Women’s Liberation Now and Then

By Sheila Jeffreys, author of Trigger Warning: My Lesbian Feminist Life (Spinifex: 2020). This article is adapted from Sheila’s talk at the Not Dead Yet: Feminism, Passion and Women’s Liberation session at #FiLiA2021.

A new wave of feminism is taking place and I never thought I would see one. I was involved in the women’s liberation movement (WLM) in London in the 1970s and 1980s before moving to Australia. Like all my sisters who continued to care about the WLM I experienced serious grief for a lost movement in the 1990s and particularly in the 2000s. It did seem that feminism would not rise again as all our women’s facilities disappeared, our discos, bookstores, publishers, women’s centres, bands. But then I was invited to speak at a radical feminist conference in London in 2012 and realised that a new wave of radical feminism was beginning to rise there. I moved back to the UK in search of it in 2015. It is wonderful to be involved in a burgeoning movement once more but this wave is very different in many ways from what we had before. As a woman whose youth was formed by the glories of the WLM a new movement had a lot to live up to. As I work in this new movement, I realise it has some glories of its own, it is intergenerational and international. I am finding community and friendship through my work with the campaign against the destruction of women’s rights by the transgender activist movement, particularly with the Women’s Human Rights Campaign. I meet up online with feminists and lesbian feminists from Spain and Germany, from South and North America. I am able to make a contribution once more and that delights me. I shall compare some of the elements of the WLM with the new movement that is growing.
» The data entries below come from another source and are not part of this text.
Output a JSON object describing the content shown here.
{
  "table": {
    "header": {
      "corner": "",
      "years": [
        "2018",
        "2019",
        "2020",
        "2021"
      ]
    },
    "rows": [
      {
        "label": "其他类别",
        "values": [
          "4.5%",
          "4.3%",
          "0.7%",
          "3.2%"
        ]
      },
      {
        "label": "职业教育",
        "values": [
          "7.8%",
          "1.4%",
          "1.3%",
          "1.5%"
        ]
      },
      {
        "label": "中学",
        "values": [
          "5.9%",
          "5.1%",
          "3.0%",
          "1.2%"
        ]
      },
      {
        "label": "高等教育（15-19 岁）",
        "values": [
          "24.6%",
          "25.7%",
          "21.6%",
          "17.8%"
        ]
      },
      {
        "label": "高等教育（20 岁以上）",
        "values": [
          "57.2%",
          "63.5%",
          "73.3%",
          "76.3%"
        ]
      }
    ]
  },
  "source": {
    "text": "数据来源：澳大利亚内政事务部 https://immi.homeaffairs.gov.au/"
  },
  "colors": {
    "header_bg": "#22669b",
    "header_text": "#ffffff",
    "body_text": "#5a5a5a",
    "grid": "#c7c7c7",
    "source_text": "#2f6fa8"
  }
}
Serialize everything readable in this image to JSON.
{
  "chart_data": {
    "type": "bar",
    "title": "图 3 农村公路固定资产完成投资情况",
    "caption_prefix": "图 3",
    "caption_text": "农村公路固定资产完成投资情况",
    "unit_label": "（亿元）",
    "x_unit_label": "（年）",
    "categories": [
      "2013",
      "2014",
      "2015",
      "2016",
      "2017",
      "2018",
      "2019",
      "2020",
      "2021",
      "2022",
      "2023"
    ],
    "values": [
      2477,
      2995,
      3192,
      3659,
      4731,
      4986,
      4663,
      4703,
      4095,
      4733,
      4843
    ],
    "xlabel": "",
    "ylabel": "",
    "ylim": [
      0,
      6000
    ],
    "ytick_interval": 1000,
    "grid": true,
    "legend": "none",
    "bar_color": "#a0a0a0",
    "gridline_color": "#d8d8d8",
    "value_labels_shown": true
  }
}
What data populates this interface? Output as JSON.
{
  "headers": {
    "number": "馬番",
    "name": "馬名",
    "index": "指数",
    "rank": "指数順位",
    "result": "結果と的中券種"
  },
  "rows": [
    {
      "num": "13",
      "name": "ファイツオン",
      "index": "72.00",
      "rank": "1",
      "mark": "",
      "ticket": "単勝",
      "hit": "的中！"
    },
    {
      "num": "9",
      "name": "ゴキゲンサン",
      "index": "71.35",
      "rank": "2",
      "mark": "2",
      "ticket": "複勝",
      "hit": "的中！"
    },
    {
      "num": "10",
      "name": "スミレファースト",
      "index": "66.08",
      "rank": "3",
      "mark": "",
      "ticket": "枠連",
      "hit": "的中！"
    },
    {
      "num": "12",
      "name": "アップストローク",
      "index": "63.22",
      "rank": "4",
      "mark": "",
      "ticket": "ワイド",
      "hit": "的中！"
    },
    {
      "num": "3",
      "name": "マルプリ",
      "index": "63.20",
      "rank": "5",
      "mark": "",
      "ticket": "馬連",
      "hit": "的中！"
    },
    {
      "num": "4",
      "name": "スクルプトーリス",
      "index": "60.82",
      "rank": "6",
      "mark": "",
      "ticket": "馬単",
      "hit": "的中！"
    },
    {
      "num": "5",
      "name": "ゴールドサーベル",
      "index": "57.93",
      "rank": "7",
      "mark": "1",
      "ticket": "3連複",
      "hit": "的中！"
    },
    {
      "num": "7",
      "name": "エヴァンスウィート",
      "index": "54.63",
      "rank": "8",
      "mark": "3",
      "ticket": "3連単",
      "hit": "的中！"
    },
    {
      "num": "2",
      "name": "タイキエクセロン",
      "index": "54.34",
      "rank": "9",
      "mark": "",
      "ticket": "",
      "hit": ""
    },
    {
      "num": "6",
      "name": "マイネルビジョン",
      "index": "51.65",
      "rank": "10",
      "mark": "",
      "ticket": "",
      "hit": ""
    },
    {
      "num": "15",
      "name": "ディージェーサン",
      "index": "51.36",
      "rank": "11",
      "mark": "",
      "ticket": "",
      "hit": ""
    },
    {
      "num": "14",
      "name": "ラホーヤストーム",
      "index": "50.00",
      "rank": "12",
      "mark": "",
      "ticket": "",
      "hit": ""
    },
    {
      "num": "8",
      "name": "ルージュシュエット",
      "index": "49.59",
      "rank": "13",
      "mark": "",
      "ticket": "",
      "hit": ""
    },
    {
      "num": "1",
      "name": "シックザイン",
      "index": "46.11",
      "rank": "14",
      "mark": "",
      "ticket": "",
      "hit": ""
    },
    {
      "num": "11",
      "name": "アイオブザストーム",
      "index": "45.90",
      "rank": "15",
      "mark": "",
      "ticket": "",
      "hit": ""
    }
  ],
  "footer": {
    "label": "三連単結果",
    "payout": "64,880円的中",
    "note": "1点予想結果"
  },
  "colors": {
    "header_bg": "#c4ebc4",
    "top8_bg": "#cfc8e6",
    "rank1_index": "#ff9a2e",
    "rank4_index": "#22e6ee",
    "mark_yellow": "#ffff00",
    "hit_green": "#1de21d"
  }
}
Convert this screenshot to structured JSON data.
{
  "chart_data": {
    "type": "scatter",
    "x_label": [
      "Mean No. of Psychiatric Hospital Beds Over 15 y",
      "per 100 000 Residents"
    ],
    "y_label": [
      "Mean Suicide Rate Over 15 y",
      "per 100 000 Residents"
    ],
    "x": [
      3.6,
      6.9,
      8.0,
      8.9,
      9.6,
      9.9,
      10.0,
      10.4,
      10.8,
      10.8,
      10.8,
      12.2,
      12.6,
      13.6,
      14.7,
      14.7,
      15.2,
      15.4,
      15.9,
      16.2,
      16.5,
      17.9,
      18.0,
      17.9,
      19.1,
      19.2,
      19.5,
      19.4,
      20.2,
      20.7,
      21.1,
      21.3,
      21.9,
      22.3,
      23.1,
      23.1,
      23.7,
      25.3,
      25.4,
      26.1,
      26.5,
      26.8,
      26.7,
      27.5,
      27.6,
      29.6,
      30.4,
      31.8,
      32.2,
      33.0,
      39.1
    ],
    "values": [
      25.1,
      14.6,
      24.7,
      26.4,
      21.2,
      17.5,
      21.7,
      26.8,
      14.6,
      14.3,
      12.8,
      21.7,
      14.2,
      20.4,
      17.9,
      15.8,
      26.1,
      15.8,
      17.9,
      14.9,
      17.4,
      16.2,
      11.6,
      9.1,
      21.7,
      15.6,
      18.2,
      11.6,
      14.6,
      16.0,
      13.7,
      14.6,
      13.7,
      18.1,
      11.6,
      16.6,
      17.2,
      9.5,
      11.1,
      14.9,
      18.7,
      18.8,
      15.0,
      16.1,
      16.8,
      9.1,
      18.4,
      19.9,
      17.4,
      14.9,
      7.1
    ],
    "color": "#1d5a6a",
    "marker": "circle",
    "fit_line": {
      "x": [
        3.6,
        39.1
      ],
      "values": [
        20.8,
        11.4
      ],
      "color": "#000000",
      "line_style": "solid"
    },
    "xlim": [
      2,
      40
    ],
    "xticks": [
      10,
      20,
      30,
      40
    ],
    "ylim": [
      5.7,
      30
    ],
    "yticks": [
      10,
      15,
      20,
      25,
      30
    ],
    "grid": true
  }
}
One big difference is that the new wave is intergenerational. Back in the 1970s we thought we were inventing the wheel. We were not of course, but we did not have contact with the feminists who had been active in the period up to the second world war, or even those still active after it. It is really different now because many women from the WLM are involved in the new wave and able to speak about what went before.

Another difference is that the women who are coming to the new movement have an array of skills and talents that are greatly advanced compared with the 1970s. Back then women lawyers and doctors were rare. When we left university, it was to careers in teaching (mostly), the civil service and librarianship. The new generation of feminist activists have advanced skills and access to malestream culture and politics that we did not.

The men’s rights movement

Men ignored us back then. They had little interest in what we feminists were doing even though our movement was prominent and well covered in the media. Men did not try to get into our meetings or try to stop our marches. They really seemed completely uninterested, except for some who actively supported us by forming their own men against sexism meetings in which they talked about how to be less macho and aid women’s liberation. It could not be more different now. Men who claim to be women as well as a host of other manosphere groups which hate women stalk, police and abuse women online, try to destroy their jobs and businesses, report them to the police for hate speech or kill them e.g. the murder of the UK MP Jo Cox. Feminists now have to operate under the radar and in a cesspit of womanhatred in popular culture that requires very considerable courage and resolve. Women becoming feminists now are immediately confronted by the cruel weight of a male resistance movement in the form of transgender activism. It is radicalising, though, and has played a crucial part in creating this new wave.

Social media

It is social media that has enabled men to organise and develop their strategy and tactics to defeat women’s rights and opportunities. The social media platforms, of course, are owned and run by unredeemed patriarchs who flex their muscles by tossing off their platforms women who are insubordinate. Our communications, with little exception, are subject to men’s control. Back in the 1970s, our communications were entirely independent. Women’s groups created newsletters and magazines and ran them off on gestetner machines and sold them through subscriptions and in the women’s bookstores and women’s centres that no longer exist.

The development of social media has been seen by many commentators as really useful for feminism because it allows women to meet online and discuss. But our hand published newsletters in the old days created a movement on a scale which it is very hard to imagine now when all the opportunities of social media are supposedly open to us.

Building our new movement

The glowing possibilities of women’s friendship, community and culture that are dangled before our eyes on social media need to be transformed into face to face meetings, cultural events and celebrations, so that we can bask in the love and excitement of being with our sisters. We need, once again, to be able to luxuriate in the company of women and have women in all aspects of our lives.